Şimşek’in kahvaltısına katılan isimler, “Ya komünizm gelirse” korkusu ile 1971 yılında büyük
patronların kurduğu TÜSİAD’ın “piyasacı” ideolojisinin takipçileriydi.

O günden bugüne dayanıklı rekabete dayalı küresel akımlara uymaktan geri durmadılar.

Bir yandan Mısır’dan Güney Afrika’ya; Rusya’dan Romanya’ya doğrudan yatırımlara hız verirlerken
öbür yandan küresel sermaye dolaşımında da hatırı sayılır büyüklüklere ulaştılar.

Toplantıya katılanlar TÜSİAD yönetim kurulu üyeleri ile çerçevelenmedi.

Özilhan ve TÜSİAD Yönetim Kurulu Başkanı Orhan Turan’ın ev sahipliğini üstlendiği kahvaltıya,
TÜSİAD eski başkanlarından Arzuhan Doğan Yalçındağ ve TÜSİAD Yönetim ve İcra Kurulu Başkan
Yardımcısı Murat Özyeğin’in yanı sıra; Rahmi Koç, Bülent Eczacıbaşı, Güler Sabancı gibi Türk
sanayisinin köklü sanayici ailelerin ikinci kuşak temsilcileri ile eski Merkez Bankası (MB) Başkan Vekillerinden Tekfen Holding Yönetim Kurulu Başkanı Zekeriya Yıldırım ve eski MB Başkanı Yavuz Canevi’nin de aralarında olduğu “TÜSİAD Başkanlar Konseyi” üyeleri de katılmıştı.
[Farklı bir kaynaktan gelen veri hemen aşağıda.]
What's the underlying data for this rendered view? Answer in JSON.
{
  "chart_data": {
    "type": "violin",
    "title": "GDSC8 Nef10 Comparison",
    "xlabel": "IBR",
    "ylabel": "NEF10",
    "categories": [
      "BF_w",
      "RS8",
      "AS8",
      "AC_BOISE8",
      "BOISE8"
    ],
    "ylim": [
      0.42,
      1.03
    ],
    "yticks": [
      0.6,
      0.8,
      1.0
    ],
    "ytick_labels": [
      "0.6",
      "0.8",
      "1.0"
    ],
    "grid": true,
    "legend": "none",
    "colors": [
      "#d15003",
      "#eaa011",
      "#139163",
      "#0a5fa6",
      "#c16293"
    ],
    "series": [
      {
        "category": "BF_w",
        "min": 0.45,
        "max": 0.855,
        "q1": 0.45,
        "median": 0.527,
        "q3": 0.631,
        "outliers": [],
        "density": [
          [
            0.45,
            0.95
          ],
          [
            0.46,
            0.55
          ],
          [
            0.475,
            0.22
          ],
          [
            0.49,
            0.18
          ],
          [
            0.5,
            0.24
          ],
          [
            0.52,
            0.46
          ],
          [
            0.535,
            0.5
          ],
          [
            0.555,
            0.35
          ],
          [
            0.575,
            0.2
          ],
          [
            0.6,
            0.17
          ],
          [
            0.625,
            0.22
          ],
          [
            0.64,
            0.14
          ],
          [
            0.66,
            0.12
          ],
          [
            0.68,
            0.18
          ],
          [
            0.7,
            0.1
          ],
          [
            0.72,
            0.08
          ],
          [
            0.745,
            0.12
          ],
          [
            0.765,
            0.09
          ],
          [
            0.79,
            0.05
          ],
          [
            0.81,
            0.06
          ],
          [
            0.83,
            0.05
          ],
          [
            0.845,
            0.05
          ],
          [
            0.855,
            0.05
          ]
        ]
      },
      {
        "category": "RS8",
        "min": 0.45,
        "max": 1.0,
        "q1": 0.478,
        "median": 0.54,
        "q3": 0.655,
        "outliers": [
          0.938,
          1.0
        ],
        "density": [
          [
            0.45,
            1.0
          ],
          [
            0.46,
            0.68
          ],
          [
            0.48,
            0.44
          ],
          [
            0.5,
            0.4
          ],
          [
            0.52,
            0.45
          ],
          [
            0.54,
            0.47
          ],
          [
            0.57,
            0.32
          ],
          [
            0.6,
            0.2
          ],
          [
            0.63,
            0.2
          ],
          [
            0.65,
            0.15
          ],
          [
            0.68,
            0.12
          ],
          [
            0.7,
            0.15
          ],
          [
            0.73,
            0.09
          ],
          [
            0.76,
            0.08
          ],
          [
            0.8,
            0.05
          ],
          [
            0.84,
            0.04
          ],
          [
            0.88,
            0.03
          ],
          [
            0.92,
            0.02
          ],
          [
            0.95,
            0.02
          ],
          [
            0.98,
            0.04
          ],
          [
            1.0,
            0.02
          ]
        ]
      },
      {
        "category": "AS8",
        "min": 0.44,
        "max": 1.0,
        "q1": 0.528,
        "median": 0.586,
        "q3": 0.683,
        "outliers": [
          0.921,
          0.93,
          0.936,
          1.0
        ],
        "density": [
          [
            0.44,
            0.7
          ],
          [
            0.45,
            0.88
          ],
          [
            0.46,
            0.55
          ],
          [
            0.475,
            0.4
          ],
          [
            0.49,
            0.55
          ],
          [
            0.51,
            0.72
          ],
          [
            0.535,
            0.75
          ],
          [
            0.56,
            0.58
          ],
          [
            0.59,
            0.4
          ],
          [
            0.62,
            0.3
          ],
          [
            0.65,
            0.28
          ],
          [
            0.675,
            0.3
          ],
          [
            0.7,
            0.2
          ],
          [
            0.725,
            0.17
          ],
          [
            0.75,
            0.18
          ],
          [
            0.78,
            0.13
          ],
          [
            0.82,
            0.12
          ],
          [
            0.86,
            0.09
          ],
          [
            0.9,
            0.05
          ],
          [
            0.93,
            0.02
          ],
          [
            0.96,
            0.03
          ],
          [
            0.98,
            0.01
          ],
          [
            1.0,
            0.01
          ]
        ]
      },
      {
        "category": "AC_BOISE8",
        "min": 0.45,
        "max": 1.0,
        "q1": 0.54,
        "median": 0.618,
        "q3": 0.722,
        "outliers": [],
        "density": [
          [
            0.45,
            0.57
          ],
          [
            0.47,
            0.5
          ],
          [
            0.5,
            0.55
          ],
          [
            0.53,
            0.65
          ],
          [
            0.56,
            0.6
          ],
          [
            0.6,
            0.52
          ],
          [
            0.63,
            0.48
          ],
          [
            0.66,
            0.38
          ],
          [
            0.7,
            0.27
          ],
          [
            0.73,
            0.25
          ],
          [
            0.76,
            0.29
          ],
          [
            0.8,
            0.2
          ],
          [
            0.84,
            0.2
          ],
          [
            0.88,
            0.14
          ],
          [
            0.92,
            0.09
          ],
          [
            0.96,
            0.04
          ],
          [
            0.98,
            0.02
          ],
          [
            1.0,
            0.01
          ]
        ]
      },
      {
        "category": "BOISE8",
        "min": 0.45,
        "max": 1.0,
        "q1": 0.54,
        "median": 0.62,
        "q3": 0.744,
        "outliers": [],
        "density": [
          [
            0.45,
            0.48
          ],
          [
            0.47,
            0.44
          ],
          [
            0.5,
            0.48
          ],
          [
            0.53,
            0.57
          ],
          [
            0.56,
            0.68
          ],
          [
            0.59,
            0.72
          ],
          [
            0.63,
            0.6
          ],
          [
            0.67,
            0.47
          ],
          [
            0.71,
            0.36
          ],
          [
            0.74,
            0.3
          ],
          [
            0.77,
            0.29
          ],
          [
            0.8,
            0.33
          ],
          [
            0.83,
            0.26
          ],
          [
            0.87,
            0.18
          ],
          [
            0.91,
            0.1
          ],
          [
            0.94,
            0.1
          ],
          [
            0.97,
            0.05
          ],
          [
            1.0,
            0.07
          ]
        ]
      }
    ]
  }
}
Eski TÜSİAD başkanlardan Ömer Dinçkök, Ümit Boyner ve Cem Boyner kahvaltıda bulunmayan
isimlerdi.

Başkanlar Konseyi yılda 2 kez toplanıp, TÜSİAD’ın kurucu felsefesi doğrultusunda yönetim kurulu
faaliyetlerini değerlendirir.

Şimşek ile yapılan toplantıdan önce de bu toplantıların ilki gerçekleşmişti.

Şimşek’in TÜSİAD’a geleceğinden ziyaret tarihinden bir hafta önce haberdar olmuşlar.

TÜSİAD çevresinde söz konusu eski başkanların Şimşek’le kahvaltıya katılım konusunda “özellikle
katılmama gibi tercihlerinin olmadığı, “zamanlarının” uyuşmadığı ifade edilse de, aksi yönde yorumlar
yapmaya da müsait bir durumun ortaya çıktığı gerçeğini yok sayamayız.

Kahvaltıdan izlenimlere gelince…

TÜSİAD Başekonomisti Gizem Öztok Altınsaç ekonomi sunumunu yaparken, toplantıya “tek başına
katılan Şimşek not almakla yetinmiş.

Kahvaltıya katılan bir iş insanı “aynı dili konuşanların” bir araya geldiği ileri sürüyor.

TÜSİAD cephesi Şimşek’e “bankacılık ve piyasa düzenlemelerine devlet müdahalesinden, krediye
erişim güçlüğünden”
yakınmış; Avrupa Birliği (AB) müzakerelerine dönüş beklentilerini dile getirmiş.

“Her şeyin farkında, bizden öğreneceği bir şey yoktu” yorumu yapan bir diğer katılımcı, Şimşek’in
yaklaşan yerel seçimlerden dolayı ihtiyatlı davranacağı izlenimi almış.

Şimşek daha çok “dinlemede kaldığı” toplantıda, “bir şeyi düzeltirken, başka bir şeyi bozmama”
kaygısını hissettirmiş.

Patronlar “Ekip kuracağım, kısa ve orta vadeli ekonomi programını açıklayacağım” diyen Şimşek’e
zaman tanıyacak görünüyor.

Mali piyasalar, faiz- kredi-teşvik politikası, özelleştirme rotası gibi bekledikleri kararlar için sabırlı
davranmayı seçiyorlar.

Fazla değil, 22 Haziran Perşembe günü açıklanacak faiz oranı Şimşek’in “rasyonel ekonomiye
döneceğiz”
mesajının Erdoğan katında ne ölçüde kabul gördüğünü ortaya koyacak.

Şimdiden havaya girmişler, radikal bir faiz artışı bekliyorlar.

İhtiyatlı davranacağı izlenimi veren Şimşek’in “yatırım-ihracat-istihdam” dengelerini alt üst edecek
bir karar alacağını sanmam.

Seçimlere gidilirken; yatırımların durması, ekonominin küçülmesi ve kapıda işsiz ordusunun birikmesi
hiçbir iktidarın işine gelmez.

İktidarın halka dönüp “Aynı gemideyiz” diyecek yüzü de olmaz.